Il soutient que le chargement ayant été réalisé par le salarié, si selon lui à ce moment là, une palette était détériorée au niveau d'un angle et un des tasseaux était mobile, il devait le signaler afin que la palette défectueuse soit reconstituée à l'aide d'un clou et d'un marteau et que le salarié n'a pas respecté les consignes de sécurité, préférant remettre l'angle détérioré manuellement.

Réponse de la cour :

Dans le cadre de l'obligation de sécurité pesant sur l'employeur destinée, notamment, à prévenir les risques pour la santé et la sécurité des salariés, les dispositions des articles L.4121-1 et suivants du code du travail lui font obligation de prendre les mesures nécessaires pour assurer la sécurité et protéger la santé physique et mentale des travailleurs.

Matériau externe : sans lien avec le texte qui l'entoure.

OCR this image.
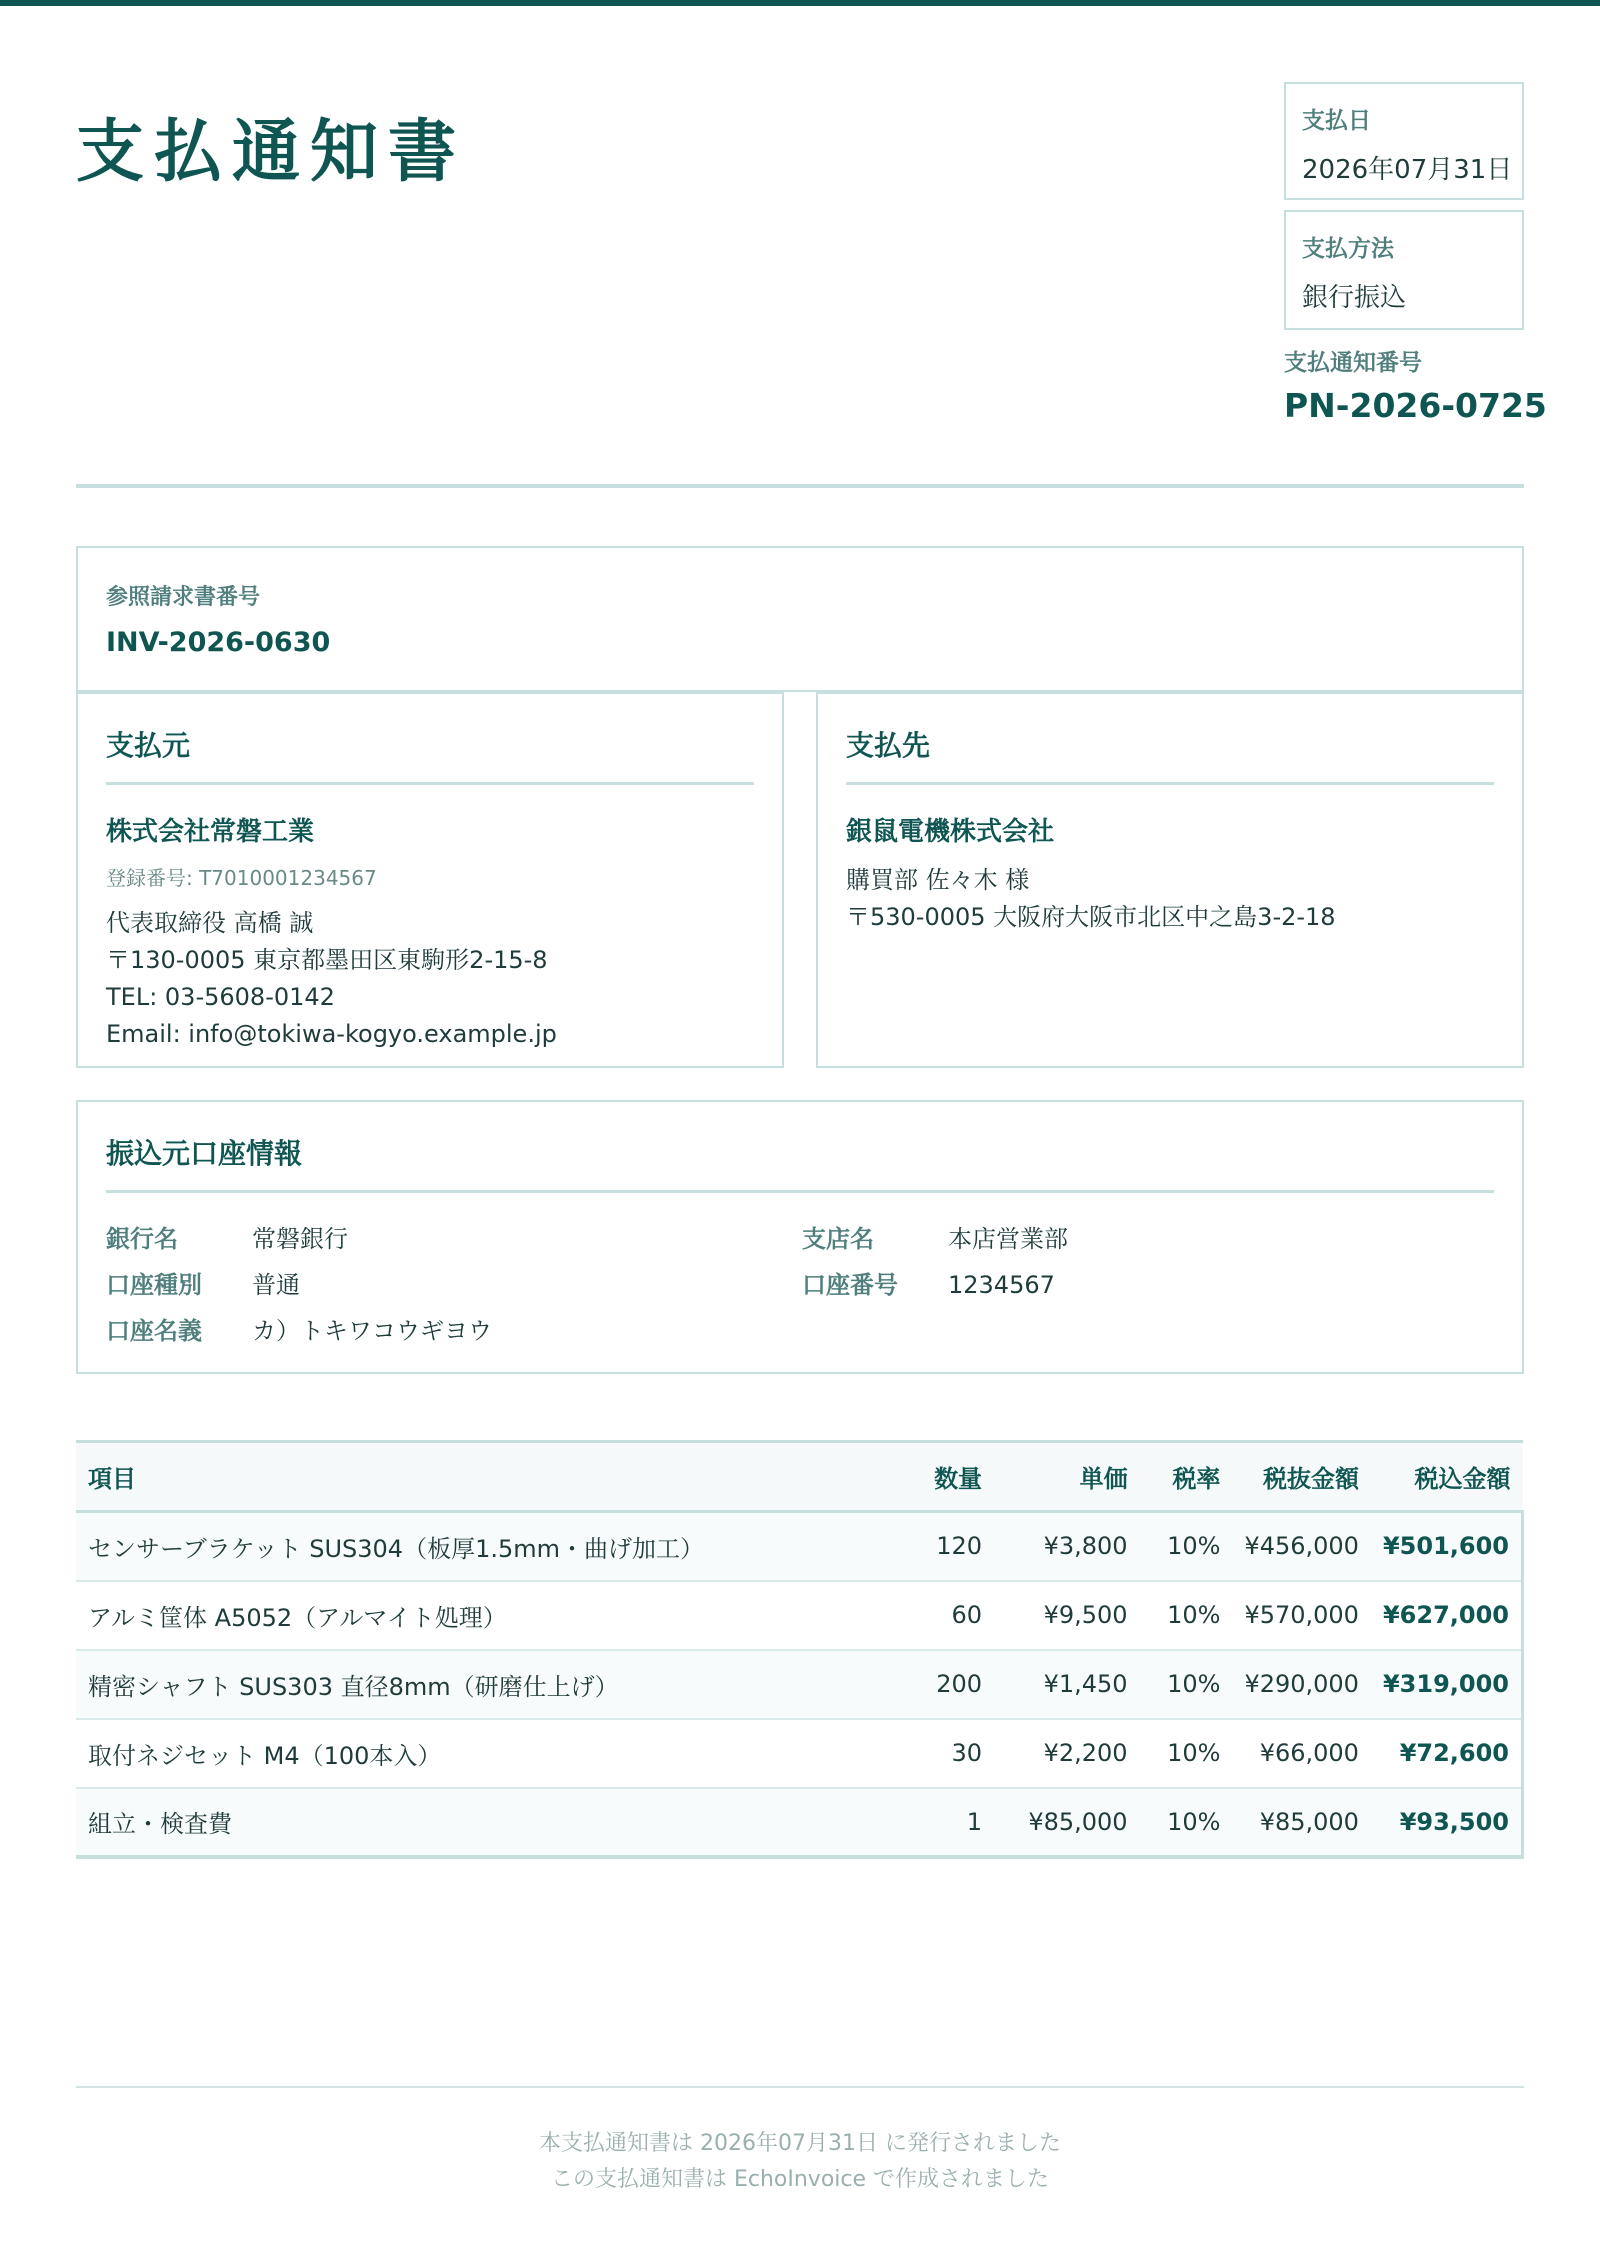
支払通知書	支払日
2026年07月31日
支払方法
銀行振込
支払通知番号
PN-2026-0725
参照請求書番号
INV-2026-0630
支払元
株式会社常磐工業
登録番号: T7010001234567
代表取締役 高橋 誠
〒130-0005 東京都墨田区東駒形2-15-8
TEL: 03-5608-0142
Email: info@tokiwa-kogyo.example.jp
支払先
銀鼠電機株式会社
購買部 佐々木 様
〒530-0005 大阪府大阪市北区中之島3-2-18
振込元口座情報
銀行名	常磐銀行	支店名	本店営業部
口座種別 普通	口座番号 1234567
口座名義 カ）トキワコウギヨウ
項目	数量	単価	税率	税抜金額	税込金額
センサーブラケット SUS304（板厚1.5mm・曲げ加工）	120	¥3,800	10%	¥456,000	¥501,600
アルミ筐体 A5052（アルマイト処理）	60	¥9,500	10%	¥570,000	¥627,000
精密シャフト SUS303 直径8mm（研磨仕上げ）	200	¥1,450	10%	¥290,000	¥319,000
取付ネジセット M4（100本入）	30	¥2,200	10%	¥66,000	¥72,600
組立・検査費	1	¥85,000	10%	¥85,000	¥93,500
本支払通知書は 2026年07月31日 に発行されました
この支払通知書は EchoInvoice で作成されました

Dans leur rédaction applicable antérieure au 1er octobre 2017, les articles L.4121-1 et L.4121-2 du code du travail font obligation à l'employeur de :

- pendre les mesures nécessaires pour assurer la sécurité et protéger la santé physique et mentale des travailleurs, par des actions de :

* prévention des risques professionnels et de la pénibilité au travail,

* d'information et de formation,

ainsi que par la mise en place d'une organisation et de moyens adaptés, de veiller à l'adaptation de ces mesures pour tenir compte du changement des circonstances et tendre à l'amélioration des situations existantes.

- mettre en oeuvre ces mesures sur le fondement des principes généraux de prévention suivants:

1° Eviter les risques,

2° Evaluer les risques qui ne peuvent pas être évités,

3° Combattre les risques à la source,

4° Adapter le travail à l'homme, en particulier en ce qui concerne la conception des postes de travail ainsi que le choix des équipements de travail et des méthodes de travail et de production, en vue notamment de limiter le travail monotone et le travail cadencé et de réduire les effets de ceux-ci sur la santé ;

5° Tenir compte de l'état d'évolution de la technique,

6° Remplacer ce qui est dangereux par ce qui n'est pas dangereux ou par ce qui est moins dangereux,

7° Planifier la prévention en y intégrant, dans un ensemble cohérent, la technique, l'organisation du travail, les conditions de travail, les relations sociales et l'influence des facteurs ambiants, notamment les risques liés au harcèlement moral, tel qu'il est défini à l'article L. 1152-1 ;

8° Prendre des mesures de protection collective en leur donnant la priorité sur les mesures de protection individuelle ;

9° Donner les instructions appropriées aux travailleurs.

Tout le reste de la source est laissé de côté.